The other day I was describing my little novel visualizing tool to a colleague, and I told him that, like the old game Asteroids, it’s on the surface of a torus. That is, in world that is topologically equivalent to a donut. Or, if you are from New York, a bagel.
In Asteroids, when something goes off the right side of the screen, it reappears on the left side. And when something goes off the top edge of the screen, it reappears from the bottom edge. In other words, the screen wraps both ways.
“Doesn’t that mean it’s on the surface of a sphere?” he said.
I needed a really easy way to explain that it couldn’t be on a sphere, so I came up with this: “If you start in the middle of the screen and draw a horizontal line across the screen, you get a loop, because the left and the right ends of the line connect. Also, if you start at that same point in the middle of the screen and draw a vertical line from top to bottom, you get another loop, because the top and bottom ends of that line also connect.
So far so good.

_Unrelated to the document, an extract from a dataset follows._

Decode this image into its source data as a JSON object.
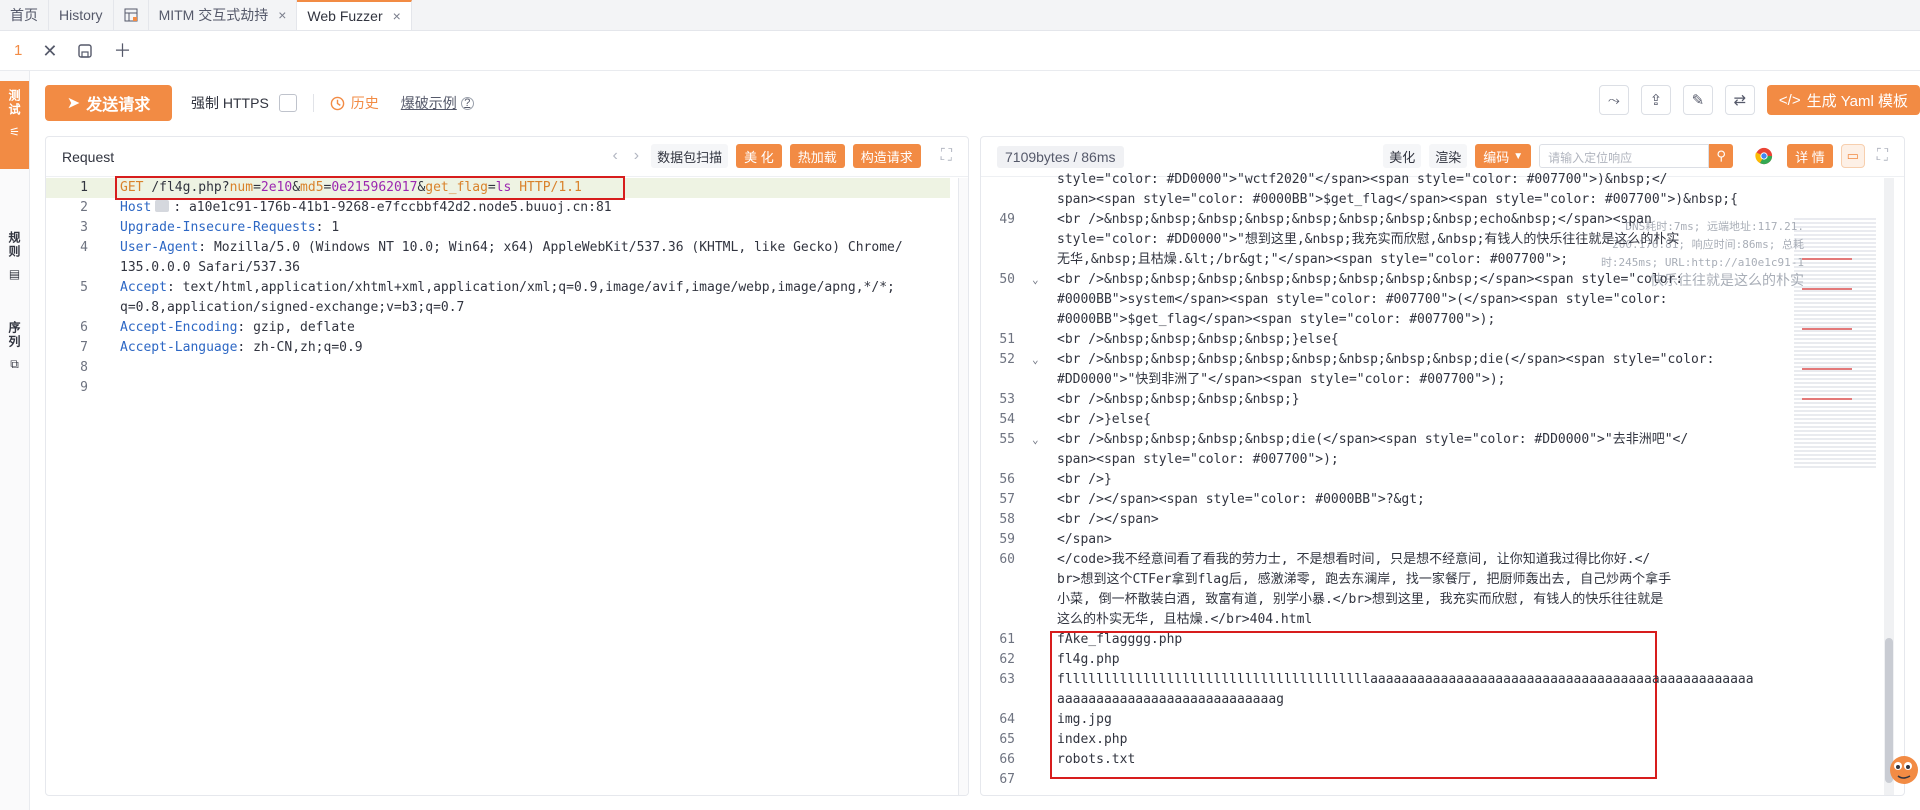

Then I said “the two lines only cross once (at that starting point in the middle of the screen). If Asteroids were on a sphere, the two lines would have to cross twice.”
My colleague (who is very quick) got the point immediately.
The next day I was describing this little exchange to Vi Hart, who said to me “Yes, that’s actually the definition of a torus.”
Huh. When you think about it, that makes a lot of sense.